Demirci I., DEMİR T., DAĞDELEN S., Haymana C., Tasci I., Atmaca A., ...More

Internal Medicine Journal, vol.52, no.3, pp.379-385, 2022 (Journal Indexed in SCI Expanded) identifier identifier

  • Publication Type: Article / Article
  • Volume: 52 Issue: 3
  • Publication Date: 2022
  • Doi Number: 10.1111/imj.15673
  • Title of Journal : Internal Medicine Journal
  • Page Numbers: pp.379-385
  • Keywords: coronavirus, COVID-19, Gaucher, mortality, national, SARS-CoV-2


© 2021 Royal Australasian College of Physicians.Background: It is well documented that patients with chronic metabolic diseases, such as diabetes and obesity, are adversely affected by the COVID-19 pandemic. However, when the subject is rare metabolic diseases, there are not enough data in the literature. Aim: To investigate the course of COVID-19 among patients with Gaucher disease (GD), the most common lysosomal storage disease. Methods: Based on the National Health System data, a retrospective cohort of patients with confirmed (polymerase chain reactionpositive) COVID-19 infection (n = 149 618) was investigated. The adverse outcomes between patients with GD (n = 39) and those without GD (n = 149 579) were compared with crude and propensity score-matched (PSM) groups.

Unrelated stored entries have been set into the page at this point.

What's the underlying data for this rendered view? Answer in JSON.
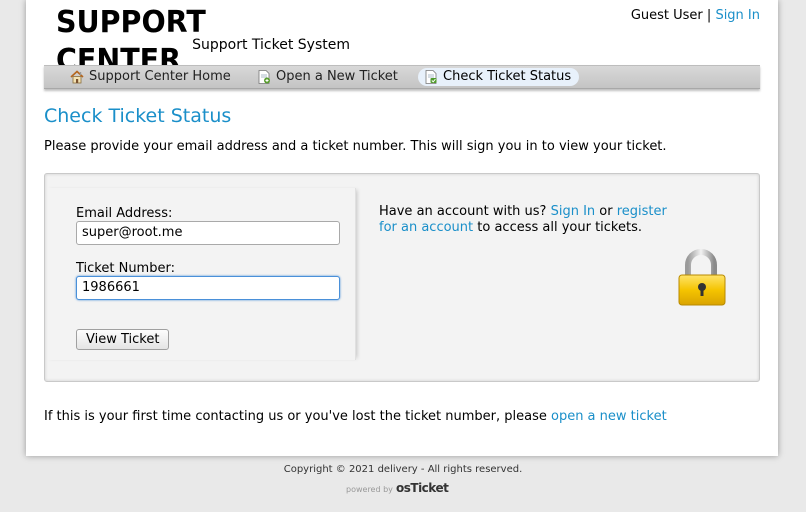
{
  "header": {
    "logo_title": "SUPPORT CENTER",
    "logo_subtitle": "Support Ticket System",
    "user_label": "Guest User",
    "separator": "|",
    "sign_in": "Sign In"
  },
  "nav": {
    "items": [
      {
        "label": "Support Center Home",
        "icon": "home-icon",
        "active": false
      },
      {
        "label": "Open a New Ticket",
        "icon": "new-ticket-icon",
        "active": false
      },
      {
        "label": "Check Ticket Status",
        "icon": "ticket-status-icon",
        "active": true
      }
    ]
  },
  "page": {
    "title": "Check Ticket Status",
    "intro": "Please provide your email address and a ticket number. This will sign you in to view your ticket."
  },
  "form": {
    "email_label": "Email Address:",
    "email_value": "super@root.me",
    "ticket_label": "Ticket Number:",
    "ticket_value": "1986661",
    "submit_label": "View Ticket"
  },
  "info": {
    "prefix": "Have an account with us? ",
    "sign_in": "Sign In",
    "or": " or ",
    "register": "register for an account",
    "suffix": " to access all your tickets.",
    "icon": "lock-icon"
  },
  "footer_note": {
    "text": "If this is your first time contacting us or you've lost the ticket number, please ",
    "link": "open a new ticket"
  },
  "footer": {
    "copyright": "Copyright © 2021 delivery - All rights reserved.",
    "powered_by": "powered by",
    "brand": "osTicket"
  },
  "colors": {
    "accent": "#1a8fc9",
    "nav_active_bg": "#e8f1fb",
    "panel_bg": "#f3f3f3",
    "page_bg": "#e9e9e9"
  }
}
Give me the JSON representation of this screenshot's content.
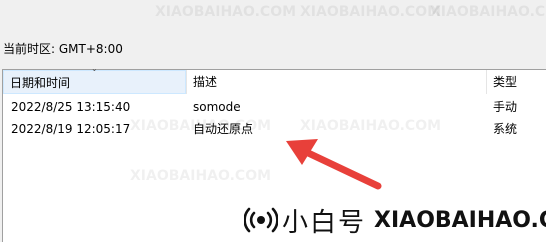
{
  "timezone_label": "当前时区: GMT+8:00",
  "columns": [
    "日期和时间",
    "描述",
    "类型"
  ],
  "rows": [
    {
      "datetime": "2022/8/25 13:15:40",
      "description": "somode",
      "type": "手动"
    },
    {
      "datetime": "2022/8/19 12:05:17",
      "description": "自动还原点",
      "type": "系统"
    }
  ],
  "watermark": {
    "brand_cn": "小白号",
    "brand_en": "XIAOBAIHAO.COM",
    "tile_text": "XIAOBAIHAO.COM"
  },
  "colors": {
    "annotation_arrow": "#e8403a",
    "header_selected": "#e8f1fb"
  }
}
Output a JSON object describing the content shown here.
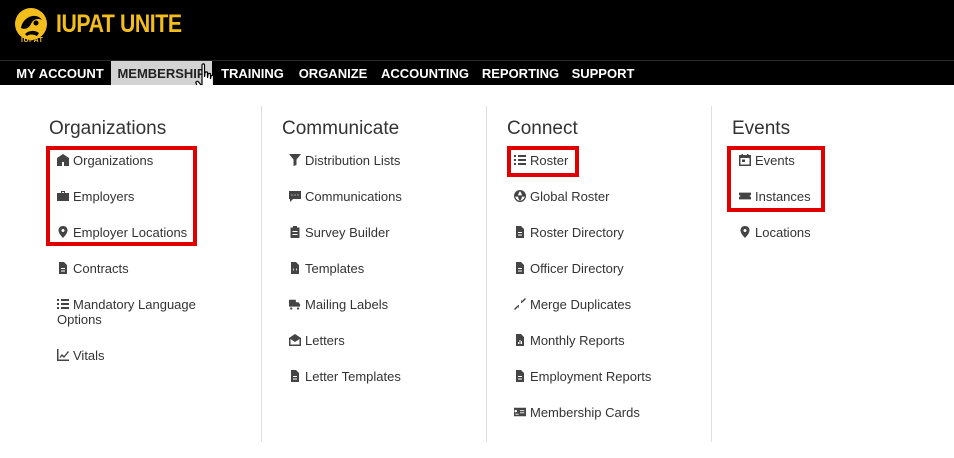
{
  "brand": {
    "name": "IUPAT UNITE",
    "small": "IUPAT",
    "color": "#f3bd1c"
  },
  "nav": {
    "items": [
      "MY ACCOUNT",
      "MEMBERSHIP",
      "TRAINING",
      "ORGANIZE",
      "ACCOUNTING",
      "REPORTING",
      "SUPPORT"
    ],
    "active": "MEMBERSHIP"
  },
  "columns": [
    {
      "title": "Organizations",
      "items": [
        {
          "label": "Organizations",
          "icon": "building-icon"
        },
        {
          "label": "Employers",
          "icon": "briefcase-icon"
        },
        {
          "label": "Employer Locations",
          "icon": "map-pin-icon"
        },
        {
          "label": "Contracts",
          "icon": "file-icon"
        },
        {
          "label": "Mandatory Language Options",
          "icon": "list-icon"
        },
        {
          "label": "Vitals",
          "icon": "chart-line-icon"
        }
      ]
    },
    {
      "title": "Communicate",
      "items": [
        {
          "label": "Distribution Lists",
          "icon": "filter-icon"
        },
        {
          "label": "Communications",
          "icon": "chat-icon"
        },
        {
          "label": "Survey Builder",
          "icon": "clipboard-icon"
        },
        {
          "label": "Templates",
          "icon": "code-file-icon"
        },
        {
          "label": "Mailing Labels",
          "icon": "mail-truck-icon"
        },
        {
          "label": "Letters",
          "icon": "envelope-icon"
        },
        {
          "label": "Letter Templates",
          "icon": "file-text-icon"
        }
      ]
    },
    {
      "title": "Connect",
      "items": [
        {
          "label": "Roster",
          "icon": "list-icon"
        },
        {
          "label": "Global Roster",
          "icon": "globe-icon"
        },
        {
          "label": "Roster Directory",
          "icon": "file-text-icon"
        },
        {
          "label": "Officer Directory",
          "icon": "file-text-icon"
        },
        {
          "label": "Merge Duplicates",
          "icon": "compress-icon"
        },
        {
          "label": "Monthly Reports",
          "icon": "file-chart-icon"
        },
        {
          "label": "Employment Reports",
          "icon": "file-text-icon"
        },
        {
          "label": "Membership Cards",
          "icon": "id-card-icon"
        }
      ]
    },
    {
      "title": "Events",
      "items": [
        {
          "label": "Events",
          "icon": "calendar-icon"
        },
        {
          "label": "Instances",
          "icon": "ticket-icon"
        },
        {
          "label": "Locations",
          "icon": "map-pin-icon"
        }
      ]
    }
  ],
  "highlight_color": "#e00000"
}
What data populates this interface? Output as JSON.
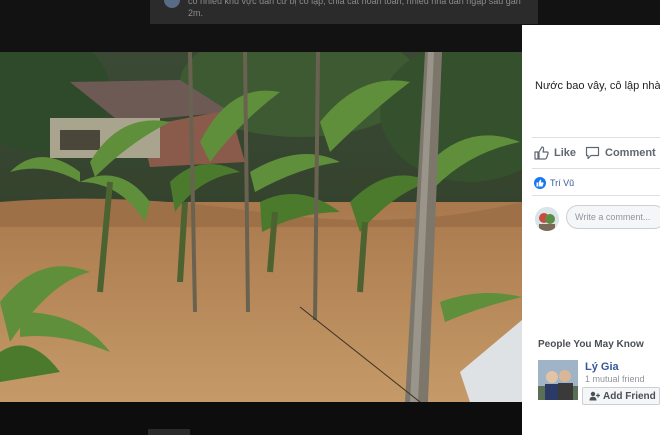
{
  "caption": {
    "text": "có nhiều khu vực dân cư bị cô lập, chia cắt hoàn toàn, nhiều nhà dân ngập sâu gần 2m."
  },
  "video": {
    "subject": "flooded village with banana trees and house roof"
  },
  "post": {
    "text": "Nước bao vây, cô lập nhà"
  },
  "actions": {
    "like_label": "Like",
    "comment_label": "Comment"
  },
  "reactions": {
    "name": "Trí Vũ"
  },
  "comment": {
    "placeholder": "Write a comment..."
  },
  "people_you_may_know": {
    "title": "People You May Know",
    "person": {
      "name": "Lý Gia",
      "mutual": "1 mutual friend",
      "add_label": "Add Friend"
    }
  },
  "colors": {
    "accent": "#1877f2",
    "link": "#365899",
    "flood_water": "#b88a5a"
  }
}
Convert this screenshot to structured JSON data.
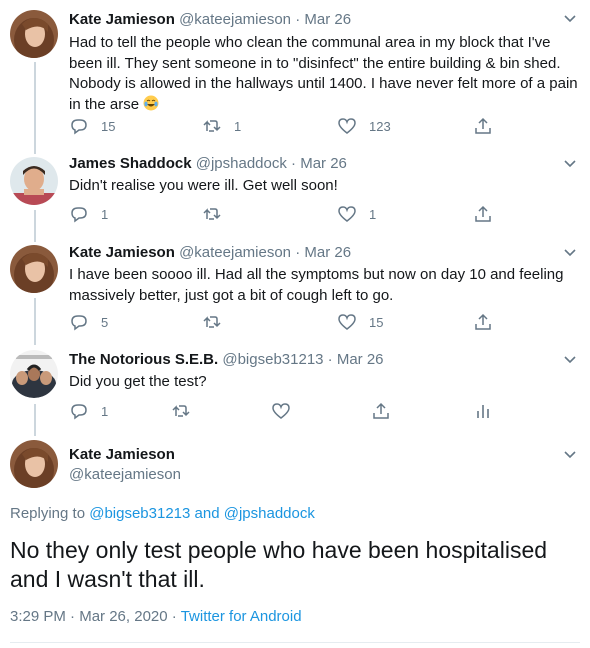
{
  "colors": {
    "link": "#1b95e0",
    "muted": "#657786",
    "text": "#14171a",
    "line": "#ccd6dd"
  },
  "tweets": [
    {
      "name": "Kate Jamieson",
      "handle": "@kateejamieson",
      "dot": "·",
      "date": "Mar 26",
      "lines": [
        "Had to tell the people who clean the communal area in my block that I've",
        "been ill. They sent someone in to \"disinfect\" the entire building & bin shed.",
        "Nobody is allowed in the hallways until 1400. I have never felt more of a pain",
        "in the arse"
      ],
      "emoji": "face-with-tears-of-joy",
      "replies": "15",
      "retweets": "1",
      "likes": "123",
      "avatar": "avatar-kate"
    },
    {
      "name": "James Shaddock",
      "handle": "@jpshaddock",
      "dot": "·",
      "date": "Mar 26",
      "lines": [
        "Didn't realise you were ill. Get well soon!"
      ],
      "replies": "1",
      "retweets": "",
      "likes": "1",
      "avatar": "avatar-james"
    },
    {
      "name": "Kate Jamieson",
      "handle": "@kateejamieson",
      "dot": "·",
      "date": "Mar 26",
      "lines": [
        "I have been soooo ill. Had all the symptoms but now on day 10 and feeling",
        "massively better, just got a bit of cough left to go."
      ],
      "replies": "5",
      "retweets": "",
      "likes": "15",
      "avatar": "avatar-kate"
    },
    {
      "name": "The Notorious S.E.B.",
      "handle": "@bigseb31213",
      "dot": "·",
      "date": "Mar 26",
      "lines": [
        "Did you get the test?"
      ],
      "replies": "1",
      "retweets": "",
      "likes": "",
      "avatar": "avatar-seb"
    }
  ],
  "main": {
    "name": "Kate Jamieson",
    "handle": "@kateejamieson",
    "replying_prefix": "Replying to",
    "replying_to_1": "@bigseb31213",
    "replying_and": "and",
    "replying_to_2": "@jpshaddock",
    "text_line_1": "No they only test people who have been hospitalised",
    "text_line_2": "and I wasn't that ill.",
    "time": "3:29 PM",
    "date": "Mar 26, 2020",
    "separator": "·",
    "source": "Twitter for Android"
  }
}
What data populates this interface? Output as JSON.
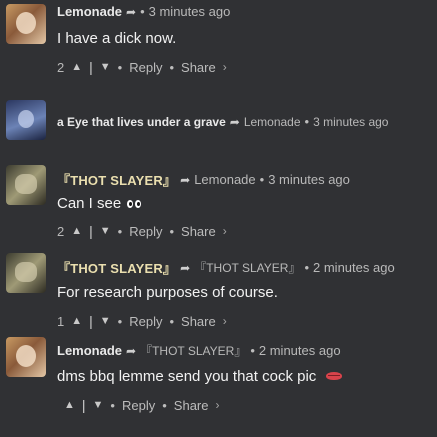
{
  "icons": {
    "reply_to": "arrow-right-icon",
    "upvote": "caret-up-icon",
    "downvote": "caret-down-icon",
    "share_chevron": "chevron-right-icon"
  },
  "comments": [
    {
      "author": "Lemonade",
      "reply_to": "",
      "time": "3 minutes ago",
      "text": "I have a dick now.",
      "votes": "2",
      "reply_label": "Reply",
      "share_label": "Share"
    },
    {
      "author": "a Eye that lives under a grave",
      "reply_to": "Lemonade",
      "time": "3 minutes ago",
      "text": "",
      "votes": "",
      "reply_label": "",
      "share_label": ""
    },
    {
      "author": "『THOT SLAYER』",
      "reply_to": "Lemonade",
      "time": "3 minutes ago",
      "text": "Can I see",
      "votes": "2",
      "reply_label": "Reply",
      "share_label": "Share"
    },
    {
      "author": "『THOT SLAYER』",
      "reply_to": "『THOT SLAYER』",
      "time": "2 minutes ago",
      "text": "For research purposes of course.",
      "votes": "1",
      "reply_label": "Reply",
      "share_label": "Share"
    },
    {
      "author": "Lemonade",
      "reply_to": "『THOT SLAYER』",
      "time": "2 minutes ago",
      "text": "dms bbq lemme send you that cock pic",
      "votes": "",
      "reply_label": "Reply",
      "share_label": "Share"
    }
  ]
}
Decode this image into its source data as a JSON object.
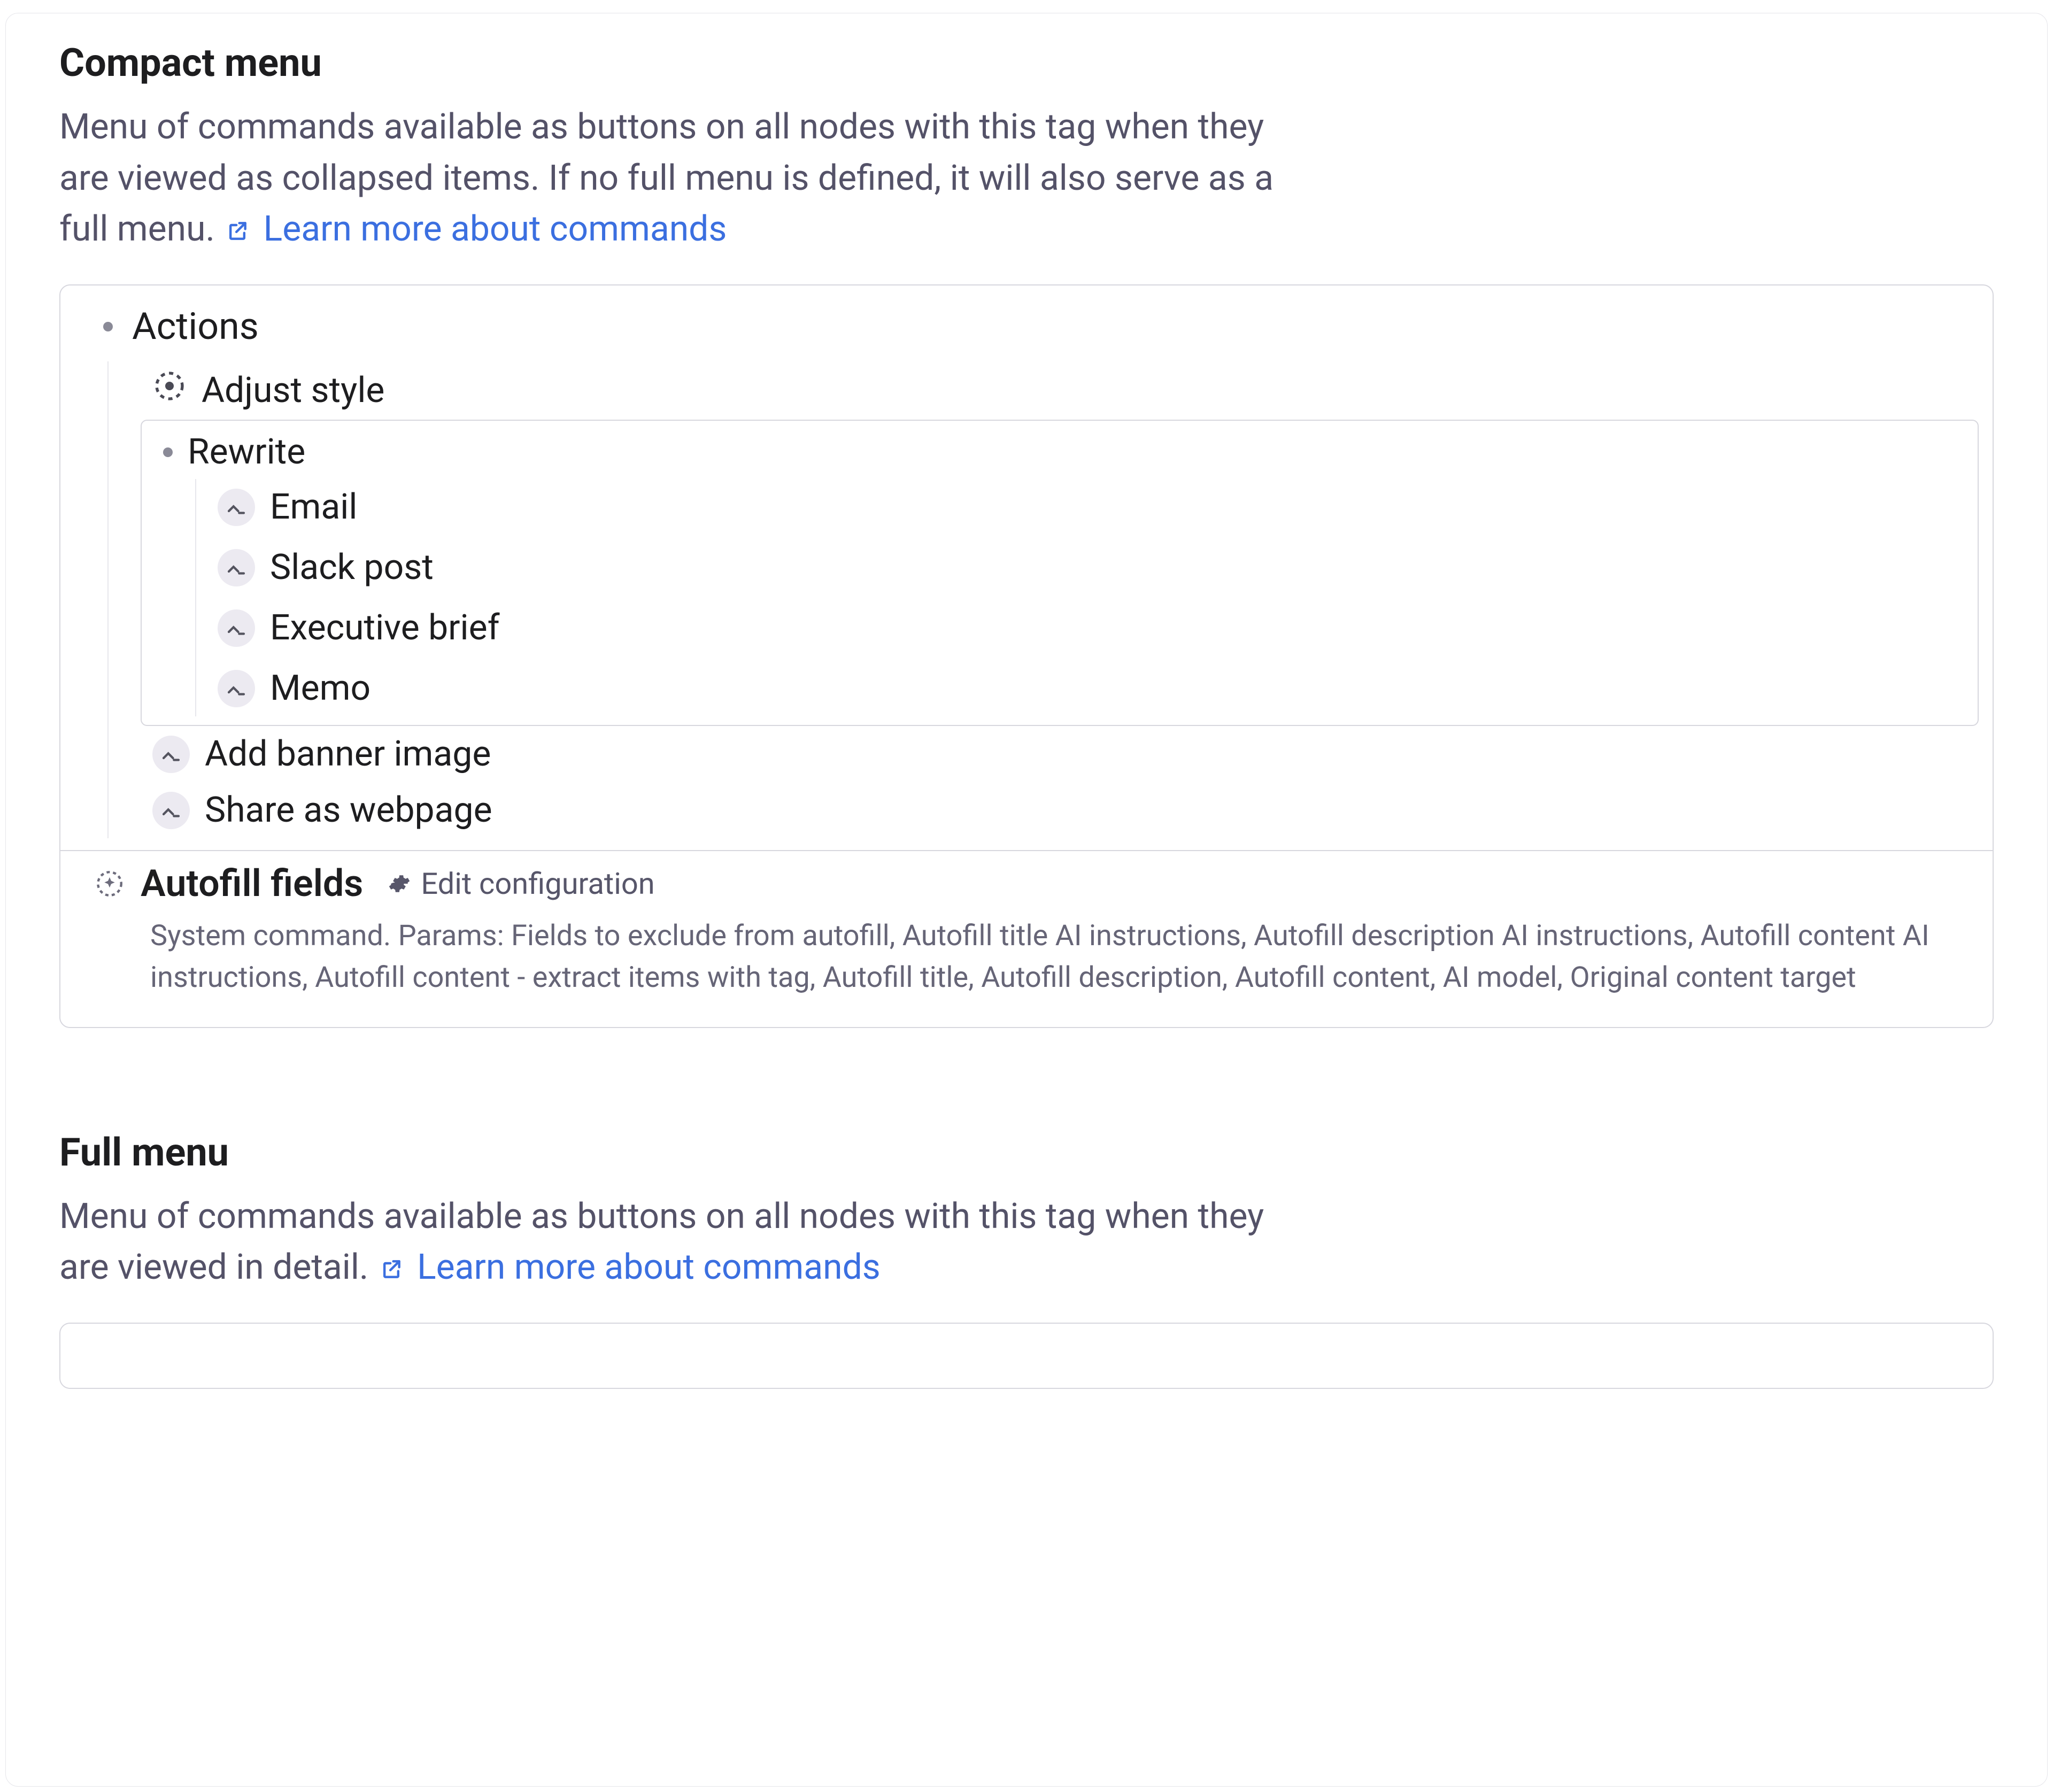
{
  "compact": {
    "title": "Compact menu",
    "desc": "Menu of commands available as buttons on all nodes with this tag when they are viewed as collapsed items. If no full menu is defined, it will also serve as a full menu.",
    "link": "Learn more about commands",
    "tree": {
      "actions": {
        "label": "Actions",
        "adjust_style": "Adjust style",
        "rewrite": {
          "label": "Rewrite",
          "items": [
            "Email",
            "Slack post",
            "Executive brief",
            "Memo"
          ]
        },
        "add_banner": "Add banner image",
        "share_webpage": "Share as webpage"
      }
    },
    "autofill": {
      "title": "Autofill fields",
      "edit_label": "Edit configuration",
      "desc": "System command. Params: Fields to exclude from autofill, Autofill title AI instructions, Autofill description AI instructions, Autofill content AI instructions, Autofill content - extract items with tag, Autofill title, Autofill description, Autofill content, AI model, Original content target"
    }
  },
  "full": {
    "title": "Full menu",
    "desc": "Menu of commands available as buttons on all nodes with this tag when they are viewed in detail.",
    "link": "Learn more about commands"
  }
}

The outcomes were hospitalisation, the composite of intensive care unit (ICU) admission and/or mechanical ventilation and mortality. Results: The patients with GD were significantly older and had a higher frequency of hypertension (HT), Type 2 diabetes mellitus (T2DM), dyslipidaemia, asthma or chronic obstructive pulmonary disease, chronic kidney disease, coronary artery disease, heart failure and cancer. Although hospitalisation rates in Gaucher patients were found to be higher in crude analyses, the PSM models (model 1, age and gender matched; model 2, matched for age, gender, HT, T2DM and cancer) revealed no difference for the outcomes between patients with GD and the general population. According to multivariate regression analyses, having a diagnosis of GD was not a significant predictor for hospitalisation (P = 0.241), ICU admission/mechanical ventilation (P = 0.403) or mortality (P = 0.231). Conclusion: According to our national data, SARS-CoV-2 infection in patients with GD does not have a more severe course than the normal population.